CS:GO, on the other hand, is perhaps the most global Esport on the market. Teams from Europe, North America and South America have all won Majors in the past, and international lineups have become the norm for most orgs. One look at the Esports markets at Unikrn.com will showcase the vibrancy in countries and nationalities competing at CS:GO events. This diversity not only makes for a more interesting competitive scene, but also allows the game to be marketed to hundreds of thousands more fans around the globe.

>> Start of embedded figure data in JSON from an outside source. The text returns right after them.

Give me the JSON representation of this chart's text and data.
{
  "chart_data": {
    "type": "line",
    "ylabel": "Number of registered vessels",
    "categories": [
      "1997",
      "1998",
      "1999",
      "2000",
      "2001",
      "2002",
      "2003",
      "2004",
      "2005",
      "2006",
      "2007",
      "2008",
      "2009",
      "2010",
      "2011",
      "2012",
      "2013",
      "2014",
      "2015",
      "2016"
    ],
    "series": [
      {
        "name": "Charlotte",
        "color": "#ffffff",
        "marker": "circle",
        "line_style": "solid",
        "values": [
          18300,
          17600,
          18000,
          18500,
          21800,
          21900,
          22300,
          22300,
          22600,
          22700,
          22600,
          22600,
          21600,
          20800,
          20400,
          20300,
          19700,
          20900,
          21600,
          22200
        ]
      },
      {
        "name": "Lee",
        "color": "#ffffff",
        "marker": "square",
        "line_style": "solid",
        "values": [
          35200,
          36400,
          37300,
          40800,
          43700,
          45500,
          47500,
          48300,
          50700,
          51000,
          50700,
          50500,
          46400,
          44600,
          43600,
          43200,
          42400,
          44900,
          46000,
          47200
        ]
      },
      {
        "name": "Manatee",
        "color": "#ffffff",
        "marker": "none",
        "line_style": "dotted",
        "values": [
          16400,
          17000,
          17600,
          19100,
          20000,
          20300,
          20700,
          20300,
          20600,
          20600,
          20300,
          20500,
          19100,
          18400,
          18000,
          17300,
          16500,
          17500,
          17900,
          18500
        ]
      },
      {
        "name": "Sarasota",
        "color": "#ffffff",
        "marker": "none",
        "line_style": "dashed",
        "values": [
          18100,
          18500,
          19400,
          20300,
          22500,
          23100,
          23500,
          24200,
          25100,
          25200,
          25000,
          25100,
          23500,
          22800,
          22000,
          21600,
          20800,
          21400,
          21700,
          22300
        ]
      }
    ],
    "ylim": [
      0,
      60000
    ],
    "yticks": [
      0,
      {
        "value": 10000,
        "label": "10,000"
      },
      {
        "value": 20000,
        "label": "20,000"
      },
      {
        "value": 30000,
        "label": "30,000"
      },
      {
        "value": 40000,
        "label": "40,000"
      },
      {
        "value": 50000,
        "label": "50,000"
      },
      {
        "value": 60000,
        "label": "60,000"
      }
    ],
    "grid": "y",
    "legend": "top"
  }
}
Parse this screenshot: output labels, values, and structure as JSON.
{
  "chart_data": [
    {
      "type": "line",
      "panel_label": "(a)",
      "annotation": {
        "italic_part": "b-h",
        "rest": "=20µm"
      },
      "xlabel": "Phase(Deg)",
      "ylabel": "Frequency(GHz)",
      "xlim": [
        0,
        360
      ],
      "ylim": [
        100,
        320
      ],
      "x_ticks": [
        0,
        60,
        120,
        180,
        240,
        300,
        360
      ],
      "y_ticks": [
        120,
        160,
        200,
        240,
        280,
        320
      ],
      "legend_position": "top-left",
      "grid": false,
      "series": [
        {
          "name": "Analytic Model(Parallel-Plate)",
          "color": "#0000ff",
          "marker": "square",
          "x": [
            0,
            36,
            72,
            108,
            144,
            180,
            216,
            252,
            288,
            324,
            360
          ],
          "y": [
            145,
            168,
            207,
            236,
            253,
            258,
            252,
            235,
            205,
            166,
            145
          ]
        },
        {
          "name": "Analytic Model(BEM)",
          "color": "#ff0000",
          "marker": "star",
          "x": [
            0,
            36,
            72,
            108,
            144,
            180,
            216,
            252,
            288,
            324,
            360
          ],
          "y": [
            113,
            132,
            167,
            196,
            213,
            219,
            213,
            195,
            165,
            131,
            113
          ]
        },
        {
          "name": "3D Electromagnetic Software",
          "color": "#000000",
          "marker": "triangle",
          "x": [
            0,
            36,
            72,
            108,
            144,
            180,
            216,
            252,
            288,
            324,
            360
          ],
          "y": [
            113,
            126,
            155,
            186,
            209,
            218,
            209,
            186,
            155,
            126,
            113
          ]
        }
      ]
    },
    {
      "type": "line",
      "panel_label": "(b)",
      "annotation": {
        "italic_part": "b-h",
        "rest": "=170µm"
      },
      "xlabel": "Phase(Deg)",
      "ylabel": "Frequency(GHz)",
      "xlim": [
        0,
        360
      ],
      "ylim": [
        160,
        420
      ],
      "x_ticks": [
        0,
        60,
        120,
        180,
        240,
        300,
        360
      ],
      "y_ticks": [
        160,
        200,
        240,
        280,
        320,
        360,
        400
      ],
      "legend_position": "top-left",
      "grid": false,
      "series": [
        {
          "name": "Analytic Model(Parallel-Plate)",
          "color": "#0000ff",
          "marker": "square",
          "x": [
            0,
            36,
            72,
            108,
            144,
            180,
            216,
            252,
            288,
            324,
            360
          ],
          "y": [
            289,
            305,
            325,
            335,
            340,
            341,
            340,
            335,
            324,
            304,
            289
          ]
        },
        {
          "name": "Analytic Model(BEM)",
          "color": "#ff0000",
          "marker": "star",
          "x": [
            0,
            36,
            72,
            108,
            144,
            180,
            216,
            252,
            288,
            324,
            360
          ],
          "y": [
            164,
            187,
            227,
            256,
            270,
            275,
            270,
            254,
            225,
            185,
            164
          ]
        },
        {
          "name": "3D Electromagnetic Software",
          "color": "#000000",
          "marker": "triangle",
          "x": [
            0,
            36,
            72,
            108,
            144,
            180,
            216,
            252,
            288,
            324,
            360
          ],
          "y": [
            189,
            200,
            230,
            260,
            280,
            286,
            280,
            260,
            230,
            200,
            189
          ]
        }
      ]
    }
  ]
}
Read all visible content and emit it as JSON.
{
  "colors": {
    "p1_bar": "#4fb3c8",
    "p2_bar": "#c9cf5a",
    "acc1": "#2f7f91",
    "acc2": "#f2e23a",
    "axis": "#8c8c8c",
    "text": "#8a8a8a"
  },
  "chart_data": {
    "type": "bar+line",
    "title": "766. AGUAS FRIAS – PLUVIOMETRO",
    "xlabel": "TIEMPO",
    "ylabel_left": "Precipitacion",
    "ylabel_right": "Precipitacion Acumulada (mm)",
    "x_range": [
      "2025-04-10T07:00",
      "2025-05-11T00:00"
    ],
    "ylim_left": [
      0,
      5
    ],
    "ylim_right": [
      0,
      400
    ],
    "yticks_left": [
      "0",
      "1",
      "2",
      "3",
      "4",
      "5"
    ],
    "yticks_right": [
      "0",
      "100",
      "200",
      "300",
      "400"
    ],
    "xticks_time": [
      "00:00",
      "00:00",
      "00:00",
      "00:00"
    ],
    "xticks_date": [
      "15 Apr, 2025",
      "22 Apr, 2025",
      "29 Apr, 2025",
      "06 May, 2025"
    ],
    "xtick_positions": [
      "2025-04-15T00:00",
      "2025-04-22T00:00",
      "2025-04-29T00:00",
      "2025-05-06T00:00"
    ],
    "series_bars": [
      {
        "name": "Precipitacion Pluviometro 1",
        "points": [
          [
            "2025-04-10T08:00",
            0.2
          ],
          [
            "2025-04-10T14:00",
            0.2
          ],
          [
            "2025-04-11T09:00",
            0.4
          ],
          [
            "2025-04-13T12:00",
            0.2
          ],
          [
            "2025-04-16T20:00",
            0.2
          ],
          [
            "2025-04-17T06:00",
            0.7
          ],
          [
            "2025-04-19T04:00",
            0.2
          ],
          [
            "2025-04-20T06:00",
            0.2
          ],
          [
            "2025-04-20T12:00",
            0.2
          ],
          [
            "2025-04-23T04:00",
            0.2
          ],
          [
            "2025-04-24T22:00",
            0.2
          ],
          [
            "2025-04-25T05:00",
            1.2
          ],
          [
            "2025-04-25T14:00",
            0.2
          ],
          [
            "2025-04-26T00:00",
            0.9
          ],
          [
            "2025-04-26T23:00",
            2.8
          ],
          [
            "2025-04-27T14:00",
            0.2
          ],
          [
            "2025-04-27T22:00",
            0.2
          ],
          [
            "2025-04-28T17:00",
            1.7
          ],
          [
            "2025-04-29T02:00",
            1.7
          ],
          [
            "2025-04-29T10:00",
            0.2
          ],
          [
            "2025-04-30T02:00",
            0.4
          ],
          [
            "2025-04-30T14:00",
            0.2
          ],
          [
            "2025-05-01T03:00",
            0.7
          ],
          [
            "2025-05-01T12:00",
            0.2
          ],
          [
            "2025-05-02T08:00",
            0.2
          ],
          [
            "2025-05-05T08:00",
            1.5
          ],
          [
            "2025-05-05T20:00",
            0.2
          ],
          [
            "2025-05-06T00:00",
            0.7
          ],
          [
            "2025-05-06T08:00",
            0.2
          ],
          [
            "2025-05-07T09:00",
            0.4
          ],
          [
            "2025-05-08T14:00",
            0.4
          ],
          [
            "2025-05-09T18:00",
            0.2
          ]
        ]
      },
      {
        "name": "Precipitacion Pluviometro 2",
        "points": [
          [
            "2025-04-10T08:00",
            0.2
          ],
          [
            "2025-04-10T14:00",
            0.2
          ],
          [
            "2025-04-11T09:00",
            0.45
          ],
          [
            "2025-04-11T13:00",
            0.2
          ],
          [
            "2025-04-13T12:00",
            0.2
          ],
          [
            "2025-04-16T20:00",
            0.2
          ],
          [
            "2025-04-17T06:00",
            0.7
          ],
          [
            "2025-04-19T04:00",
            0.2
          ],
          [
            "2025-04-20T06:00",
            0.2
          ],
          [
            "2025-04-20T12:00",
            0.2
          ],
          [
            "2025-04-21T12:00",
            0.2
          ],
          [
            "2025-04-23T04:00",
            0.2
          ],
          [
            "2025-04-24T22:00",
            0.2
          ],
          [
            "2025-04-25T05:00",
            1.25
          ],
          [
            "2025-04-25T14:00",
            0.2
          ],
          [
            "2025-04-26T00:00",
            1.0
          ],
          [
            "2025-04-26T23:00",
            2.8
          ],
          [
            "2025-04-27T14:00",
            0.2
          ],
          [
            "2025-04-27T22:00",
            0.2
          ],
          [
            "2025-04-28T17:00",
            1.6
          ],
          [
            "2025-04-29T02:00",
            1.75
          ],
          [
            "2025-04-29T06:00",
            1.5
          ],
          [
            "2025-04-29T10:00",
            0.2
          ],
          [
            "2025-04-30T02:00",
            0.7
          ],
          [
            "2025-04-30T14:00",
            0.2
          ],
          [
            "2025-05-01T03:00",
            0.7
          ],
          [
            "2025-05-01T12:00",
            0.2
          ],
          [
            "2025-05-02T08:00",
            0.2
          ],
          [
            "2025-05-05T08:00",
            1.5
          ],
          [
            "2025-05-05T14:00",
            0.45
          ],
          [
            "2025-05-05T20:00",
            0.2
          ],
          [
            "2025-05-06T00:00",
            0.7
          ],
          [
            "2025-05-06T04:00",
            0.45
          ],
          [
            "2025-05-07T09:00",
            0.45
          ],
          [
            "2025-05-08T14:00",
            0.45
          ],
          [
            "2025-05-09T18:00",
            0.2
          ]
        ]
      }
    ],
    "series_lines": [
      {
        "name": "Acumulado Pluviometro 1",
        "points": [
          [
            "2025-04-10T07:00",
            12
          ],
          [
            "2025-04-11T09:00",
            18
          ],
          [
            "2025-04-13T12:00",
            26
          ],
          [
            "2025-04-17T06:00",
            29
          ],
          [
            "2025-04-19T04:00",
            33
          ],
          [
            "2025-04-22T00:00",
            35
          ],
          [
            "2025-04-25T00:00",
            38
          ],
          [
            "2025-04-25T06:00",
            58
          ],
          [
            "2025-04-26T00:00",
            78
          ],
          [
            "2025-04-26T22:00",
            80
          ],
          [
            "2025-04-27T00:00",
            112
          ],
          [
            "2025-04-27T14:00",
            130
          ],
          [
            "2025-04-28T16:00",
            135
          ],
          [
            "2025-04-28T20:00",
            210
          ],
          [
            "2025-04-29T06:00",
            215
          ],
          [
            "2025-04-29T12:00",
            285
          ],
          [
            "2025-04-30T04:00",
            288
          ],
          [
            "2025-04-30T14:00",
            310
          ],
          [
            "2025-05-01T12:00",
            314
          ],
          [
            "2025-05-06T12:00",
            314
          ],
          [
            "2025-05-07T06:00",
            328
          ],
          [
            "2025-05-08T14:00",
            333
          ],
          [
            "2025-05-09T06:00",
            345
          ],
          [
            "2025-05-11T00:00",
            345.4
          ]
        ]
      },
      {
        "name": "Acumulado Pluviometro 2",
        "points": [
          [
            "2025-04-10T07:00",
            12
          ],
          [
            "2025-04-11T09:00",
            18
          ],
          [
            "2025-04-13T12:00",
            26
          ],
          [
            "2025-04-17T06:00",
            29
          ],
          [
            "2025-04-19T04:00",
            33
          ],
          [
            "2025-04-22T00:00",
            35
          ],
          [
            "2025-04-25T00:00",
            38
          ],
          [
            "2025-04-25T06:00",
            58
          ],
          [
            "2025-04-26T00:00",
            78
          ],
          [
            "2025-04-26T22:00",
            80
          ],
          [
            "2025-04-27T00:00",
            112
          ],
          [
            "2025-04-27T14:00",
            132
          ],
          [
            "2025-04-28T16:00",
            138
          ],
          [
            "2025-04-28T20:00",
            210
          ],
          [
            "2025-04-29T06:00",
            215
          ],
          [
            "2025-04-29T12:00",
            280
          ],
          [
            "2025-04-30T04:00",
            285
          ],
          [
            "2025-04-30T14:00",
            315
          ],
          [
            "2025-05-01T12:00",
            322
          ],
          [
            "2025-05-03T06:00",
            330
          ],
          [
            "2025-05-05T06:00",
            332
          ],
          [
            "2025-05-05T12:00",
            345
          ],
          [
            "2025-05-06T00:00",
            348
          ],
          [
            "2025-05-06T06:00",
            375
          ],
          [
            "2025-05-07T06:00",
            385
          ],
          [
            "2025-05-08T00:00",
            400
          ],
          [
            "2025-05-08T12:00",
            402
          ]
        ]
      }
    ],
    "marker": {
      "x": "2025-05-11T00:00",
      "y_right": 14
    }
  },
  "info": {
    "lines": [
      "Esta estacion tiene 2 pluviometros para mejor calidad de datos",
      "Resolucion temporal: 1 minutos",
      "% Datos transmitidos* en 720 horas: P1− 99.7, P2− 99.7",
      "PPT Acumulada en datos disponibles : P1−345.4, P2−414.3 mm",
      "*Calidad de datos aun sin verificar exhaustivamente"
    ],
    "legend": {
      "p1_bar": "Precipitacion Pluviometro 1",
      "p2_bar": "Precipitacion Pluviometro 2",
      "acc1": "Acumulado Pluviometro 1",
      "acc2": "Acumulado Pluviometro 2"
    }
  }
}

We touched on it earlier, but the real hero of CS:GO’s success is its gameplay formula. MOBA titles are the masters of strategy, communication and long-term planning, whilst side-scrolling fighter games have that fast-paced adrenaline-pumping experience, but no title is able to blend all of these facets together quite like Valve’s FPS. Winning a game of CS:GO requires patience, resilience, strategy, concentration, focus and the ability to think five or six rounds in advance. However, it also allows for instantaneous, split-second moves that demonstrate an otherworldly reaction times to get a crowd’s pulses racing. It is this winning formula that has made the game such an enduring part of the industry, one that millions of people always make time to tune in to.
CS:GO has one of the most well-developed and stacked competitive calendars in the industry. Teams are constantly on the road to packed out venues for the latest S-Tier event, with prize pools regularly surpassing the $1 million mark. Not only does this make the game one of the most potentially lucrative for a budding pro or organisation, but it means the stakes are amped up each time two rivals go up against one another in the server. Venues such as the LANXESS in Cologne or Spodek Arena in Katowice have become cathedrals for the entire Esports industry, being kitted out annually with jaw-dropping production values on everything from the cast, commentators, make-up, sound and lighting, refreshments and merchandise to the in-studio entertainment between matches.
All of this magic going on behind the game allows the world’s best players to strut their stuff and write unforgettable storylines whenever they step onto the stage. CS:GO pros have come to embrace their new rock-and-roll superstar status in a way that is still alien to most other players in other games. This added dose of stardom makes CS:GO just as much a show as it is a competitive sporting spectacle.